EL HOMBRE Y EL ÁRBOL

 

 

El hombre se reposa, cavila, sueña o muere al pie de los árboles. En el campo abierto, el árbol es un palacio que ha levantado la naturaleza. El hombre y las sabandijas lo habitan. Pero el árbol, indiferente, sabiendo que solo las mariposas lo pierden, dará hojas, flores, frutos, sin preocuparse de su destino. Esa generosi­dad del árbol aconsejaba al hombre. La casa fue inventada.

 

En todos los momentos de la historia, desde que la maldad de Caín echa por tierra y huella bajo su pie la imagen de Abel, en su casa, en sus hijos, en su esposa —en su casa, reposo de caminan­tes—, el árbol subsiste y mantiene perenne la presencia del bien. Xerxes castiga con su látigo al mar y cuelga, en cambio, hilos de perlas de las ramas de un cedro. Yo he visto a los corderos esca­par de dentro de las talegas del camello y refugiarse bajo el últi­mo árbol, a la vera del desierto, sabiendo que sólo Dios, en forma de árbol, estaba presente para protegerlos. El árbol era la vida y el desierto la muerte. Y cuando en el campo de batalla el guerre­ro no halla sombra bajo su cimera para morir como Duguesclin o para escribir el parte de la victoria, busca un árbol. La sombra del árbol le da sensación de la paz eterna.

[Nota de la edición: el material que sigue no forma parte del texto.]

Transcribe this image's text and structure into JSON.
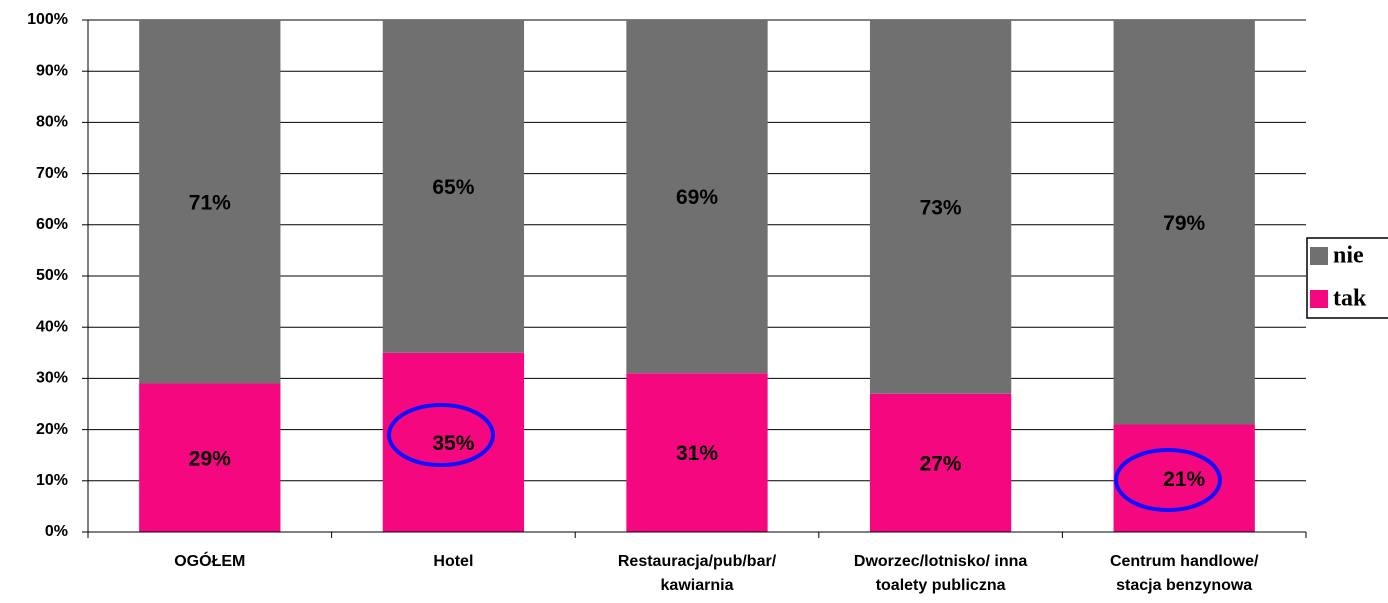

 Por eso, San Martín, después de San Lorenzo, en vez de entrar al convento, instalarse en la iglesia o apoyarse en la mesa de la sacristía, prefirió sentarse en el tronco de un pino frondoso y es­cribir sobre sus rodillas las breves frases históricas. Cuando San Martín entró en la catedral de Buenos Aires sobre su féretro, seis gajos del pino cubrieron los despojos del lírico, del geómetra y del soñador que nació bajo unas palmeras en Yapeyú y prefirió esa tierra "pingüe de meollo" a la Castilla estéril, a los desiertos que honran a Salamanca, al erial de El Cubo, donde lo asaltaron los bandidos y sangraron sus heridas sobre la tierra calcinada, sin un árbol bajo el cual poder ir a morir con dignidad.